Back at school, I had learnt to read and write and count and add up but when I remembered the lessons it was not the development of these skills but the series of profound revelations that held their clarity. People used to live in caves with woolly mammoths. There were tiny forgotten creatures buried deep inside rocks. There was once a precious little baby named Jesus. Salt and sugar dissolved in water, and this meant they were soluble. Pipistrelles were the smallest bats and they could see with their ears. Rivers cut deep paths through mountains. The moon had no light of its own. Joseph wore a technicoloured dream-coat.
The lessons with Vivien were different. Today I was supposed to be reading a book about aeroplane mechanics. It contained illustrations of the components and diagrams of how they fitted together. It set out American planes alongside their Soviet counterparts and made comparisons between them. A few weeks ago Vivien had told me that she was concerned that she was not teaching us enough about science. Science and technology, she had said. And the natural world. So she had started giving us the books she had about vintage cars, the flora and fauna of the Brecon Beacons, mushrooms and fungi of the British Isles, geology of the Grand Canyon, and the manuals from cameras that had been taken to junk shops years before, with instructions about shutter speeds and aperture settings. And with all these she supplied a dictionary. She wanted to teach us the words in the books, the definitions of the objects and organisms and how to identify them by name. I did not learn much about how anything worked, or why, or how all the birds and beetles stayed alive. I just learnt their taxonomy.

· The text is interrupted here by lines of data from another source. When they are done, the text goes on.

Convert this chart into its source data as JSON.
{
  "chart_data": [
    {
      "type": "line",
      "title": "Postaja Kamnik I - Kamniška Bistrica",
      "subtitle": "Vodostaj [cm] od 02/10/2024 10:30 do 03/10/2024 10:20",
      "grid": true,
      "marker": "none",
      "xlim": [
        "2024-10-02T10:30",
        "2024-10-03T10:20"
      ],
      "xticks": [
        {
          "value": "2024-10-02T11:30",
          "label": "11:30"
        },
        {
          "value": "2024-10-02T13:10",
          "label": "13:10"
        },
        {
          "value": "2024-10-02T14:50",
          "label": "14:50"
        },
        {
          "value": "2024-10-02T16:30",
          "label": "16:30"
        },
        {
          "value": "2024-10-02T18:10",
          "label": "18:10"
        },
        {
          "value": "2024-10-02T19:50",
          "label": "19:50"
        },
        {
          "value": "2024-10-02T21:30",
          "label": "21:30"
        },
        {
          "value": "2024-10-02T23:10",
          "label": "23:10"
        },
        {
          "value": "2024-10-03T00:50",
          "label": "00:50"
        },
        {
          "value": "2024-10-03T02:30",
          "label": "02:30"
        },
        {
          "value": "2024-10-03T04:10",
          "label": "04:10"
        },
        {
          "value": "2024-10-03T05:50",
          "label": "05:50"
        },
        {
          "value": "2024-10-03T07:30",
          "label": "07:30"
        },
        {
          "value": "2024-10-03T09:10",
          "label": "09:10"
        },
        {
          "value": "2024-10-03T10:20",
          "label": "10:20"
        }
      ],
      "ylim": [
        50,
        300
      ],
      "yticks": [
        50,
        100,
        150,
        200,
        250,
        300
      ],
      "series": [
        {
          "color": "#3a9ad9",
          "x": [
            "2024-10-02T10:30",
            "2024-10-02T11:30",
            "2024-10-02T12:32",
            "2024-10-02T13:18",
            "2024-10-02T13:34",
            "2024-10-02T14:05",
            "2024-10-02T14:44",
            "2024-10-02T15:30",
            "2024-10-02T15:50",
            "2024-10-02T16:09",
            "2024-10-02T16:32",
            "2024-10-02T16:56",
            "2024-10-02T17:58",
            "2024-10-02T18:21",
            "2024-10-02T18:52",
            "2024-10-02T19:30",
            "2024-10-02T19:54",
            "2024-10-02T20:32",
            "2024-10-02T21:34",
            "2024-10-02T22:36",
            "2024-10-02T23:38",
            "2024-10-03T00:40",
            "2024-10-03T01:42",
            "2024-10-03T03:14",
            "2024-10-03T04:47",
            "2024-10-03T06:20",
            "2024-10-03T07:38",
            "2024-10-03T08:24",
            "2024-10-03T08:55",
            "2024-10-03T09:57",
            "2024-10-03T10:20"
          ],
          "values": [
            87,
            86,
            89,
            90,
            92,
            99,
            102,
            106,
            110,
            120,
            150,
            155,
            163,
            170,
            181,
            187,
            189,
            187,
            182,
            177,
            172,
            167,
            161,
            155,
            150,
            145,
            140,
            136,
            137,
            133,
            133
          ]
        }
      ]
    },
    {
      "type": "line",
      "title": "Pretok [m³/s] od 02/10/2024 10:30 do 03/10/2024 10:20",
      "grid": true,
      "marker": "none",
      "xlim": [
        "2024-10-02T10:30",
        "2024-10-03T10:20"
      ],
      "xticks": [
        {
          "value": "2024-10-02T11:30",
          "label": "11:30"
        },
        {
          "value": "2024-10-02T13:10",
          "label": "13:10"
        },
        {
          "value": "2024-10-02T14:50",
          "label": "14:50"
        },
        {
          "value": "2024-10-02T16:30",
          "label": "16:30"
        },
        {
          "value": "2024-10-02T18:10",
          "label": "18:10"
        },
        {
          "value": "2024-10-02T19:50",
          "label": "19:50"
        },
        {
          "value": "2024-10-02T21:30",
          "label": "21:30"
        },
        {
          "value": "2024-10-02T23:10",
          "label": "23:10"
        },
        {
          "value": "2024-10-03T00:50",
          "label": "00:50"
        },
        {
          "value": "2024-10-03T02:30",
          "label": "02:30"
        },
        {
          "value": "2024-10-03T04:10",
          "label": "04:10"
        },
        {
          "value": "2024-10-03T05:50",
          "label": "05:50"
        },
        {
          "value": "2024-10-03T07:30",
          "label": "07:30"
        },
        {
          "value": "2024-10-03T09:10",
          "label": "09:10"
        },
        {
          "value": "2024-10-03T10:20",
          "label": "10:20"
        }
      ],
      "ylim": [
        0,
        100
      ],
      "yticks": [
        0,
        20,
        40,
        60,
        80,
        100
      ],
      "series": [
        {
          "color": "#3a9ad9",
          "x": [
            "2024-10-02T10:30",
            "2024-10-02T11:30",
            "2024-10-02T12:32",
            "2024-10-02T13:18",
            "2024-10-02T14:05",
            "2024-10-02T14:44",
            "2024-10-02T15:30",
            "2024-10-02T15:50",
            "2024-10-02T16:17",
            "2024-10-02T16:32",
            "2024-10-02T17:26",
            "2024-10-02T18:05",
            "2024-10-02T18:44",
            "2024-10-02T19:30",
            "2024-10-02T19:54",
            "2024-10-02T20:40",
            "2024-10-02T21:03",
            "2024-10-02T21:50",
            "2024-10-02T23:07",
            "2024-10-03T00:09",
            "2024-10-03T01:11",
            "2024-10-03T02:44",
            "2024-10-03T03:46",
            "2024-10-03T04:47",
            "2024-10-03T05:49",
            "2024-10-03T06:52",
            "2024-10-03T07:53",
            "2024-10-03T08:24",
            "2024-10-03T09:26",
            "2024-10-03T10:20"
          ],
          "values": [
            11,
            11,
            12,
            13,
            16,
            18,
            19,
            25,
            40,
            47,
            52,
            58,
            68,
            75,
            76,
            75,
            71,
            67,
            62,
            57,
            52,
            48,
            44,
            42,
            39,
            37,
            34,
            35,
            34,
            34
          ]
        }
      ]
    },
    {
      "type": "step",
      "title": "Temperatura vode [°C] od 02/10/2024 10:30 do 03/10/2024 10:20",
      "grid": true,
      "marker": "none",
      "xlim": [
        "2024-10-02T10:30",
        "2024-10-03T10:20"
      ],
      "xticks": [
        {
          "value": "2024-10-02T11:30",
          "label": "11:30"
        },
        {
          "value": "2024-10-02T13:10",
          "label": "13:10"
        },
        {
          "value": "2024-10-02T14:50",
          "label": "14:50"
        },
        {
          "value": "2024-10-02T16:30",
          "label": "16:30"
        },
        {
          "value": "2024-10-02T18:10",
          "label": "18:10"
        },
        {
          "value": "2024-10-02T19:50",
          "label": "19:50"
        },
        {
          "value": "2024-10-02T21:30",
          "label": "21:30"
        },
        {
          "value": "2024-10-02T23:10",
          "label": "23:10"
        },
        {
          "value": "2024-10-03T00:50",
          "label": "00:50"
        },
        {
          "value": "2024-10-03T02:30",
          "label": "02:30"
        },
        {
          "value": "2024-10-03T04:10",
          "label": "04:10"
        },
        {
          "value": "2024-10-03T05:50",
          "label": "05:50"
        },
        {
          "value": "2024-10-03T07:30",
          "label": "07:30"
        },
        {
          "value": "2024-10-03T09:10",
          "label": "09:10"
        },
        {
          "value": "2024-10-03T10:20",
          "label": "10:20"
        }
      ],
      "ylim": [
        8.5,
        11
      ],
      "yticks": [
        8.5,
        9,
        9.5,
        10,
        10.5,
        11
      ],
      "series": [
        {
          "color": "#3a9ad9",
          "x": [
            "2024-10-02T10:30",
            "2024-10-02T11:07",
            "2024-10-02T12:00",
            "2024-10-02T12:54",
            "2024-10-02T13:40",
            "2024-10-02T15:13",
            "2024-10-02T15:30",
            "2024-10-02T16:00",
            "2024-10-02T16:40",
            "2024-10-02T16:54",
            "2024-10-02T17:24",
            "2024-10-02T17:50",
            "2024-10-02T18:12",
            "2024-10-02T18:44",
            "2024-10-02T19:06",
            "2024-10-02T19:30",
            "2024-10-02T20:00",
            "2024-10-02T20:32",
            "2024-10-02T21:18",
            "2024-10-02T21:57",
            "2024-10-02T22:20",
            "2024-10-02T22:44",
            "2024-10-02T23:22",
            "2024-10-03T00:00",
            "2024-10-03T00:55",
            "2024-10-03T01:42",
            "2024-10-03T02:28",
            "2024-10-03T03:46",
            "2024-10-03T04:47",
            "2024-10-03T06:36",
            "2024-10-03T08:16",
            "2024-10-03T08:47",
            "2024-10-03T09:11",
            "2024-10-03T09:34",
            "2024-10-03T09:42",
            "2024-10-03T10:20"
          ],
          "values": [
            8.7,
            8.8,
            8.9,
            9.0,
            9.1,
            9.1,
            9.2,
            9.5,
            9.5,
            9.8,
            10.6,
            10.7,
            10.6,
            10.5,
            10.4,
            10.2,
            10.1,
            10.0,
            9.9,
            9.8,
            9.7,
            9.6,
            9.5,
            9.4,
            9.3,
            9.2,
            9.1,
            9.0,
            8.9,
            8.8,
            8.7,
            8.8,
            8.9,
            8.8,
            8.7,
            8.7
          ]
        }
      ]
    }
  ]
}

Vivien remained by the fire to watch it take hold. She stretched out her hands to warm them. Her palms turned a light tawny, slowly, from the heat and glow they reflected. I wondered about her taxonomy. I wondered how Vivien could be described.
‘What do you do, Vivien?’
‘Nothing,’ she said.
She stopped speaking and I did not want to prompt her further, but she soon started again. ‘Nothing at the moment, but I’ve done various things over the years. I’m older than you might think.’
I really had no idea how old she might be. My only real comparison for adult age was Daddy, who was so worn yet so vital that it was impossible for strangers to discern his years.
‘I’ve been a painter,’ she went on, ‘and a poet. And I’ve worked in offices for money. And I spent four months becoming a lawyer but gave it up. And I even nearly became a naval officer, once, but that was actually completely ridiculous because I’m not very active and I don’t know anything about boats and I’ve never spent much time near the sea. I mean, I rented a cottage overlooking the Norfolk coast once, but I found I hardly ever looked out of the window, and when I went out for walks I went inland. Strange that, isn’t it?’
‘When Cathy and I lived with our Granny Morley, we walked by sea all time.’
Vivien smiled without teeth. ‘Most people would. But I don’t have any real interest in anything, you know. I don’t really care about anything. Not about the sea or the outdoors or nature or anything. I don’t really have any hobbies. My mother and grandmother used to sew things.’ She picked up one of the embroidered cushions. ‘But it doesn’t interest me. I do things for a bit and then get bored. Like painting or writing. It interested me for a while but I gave up.’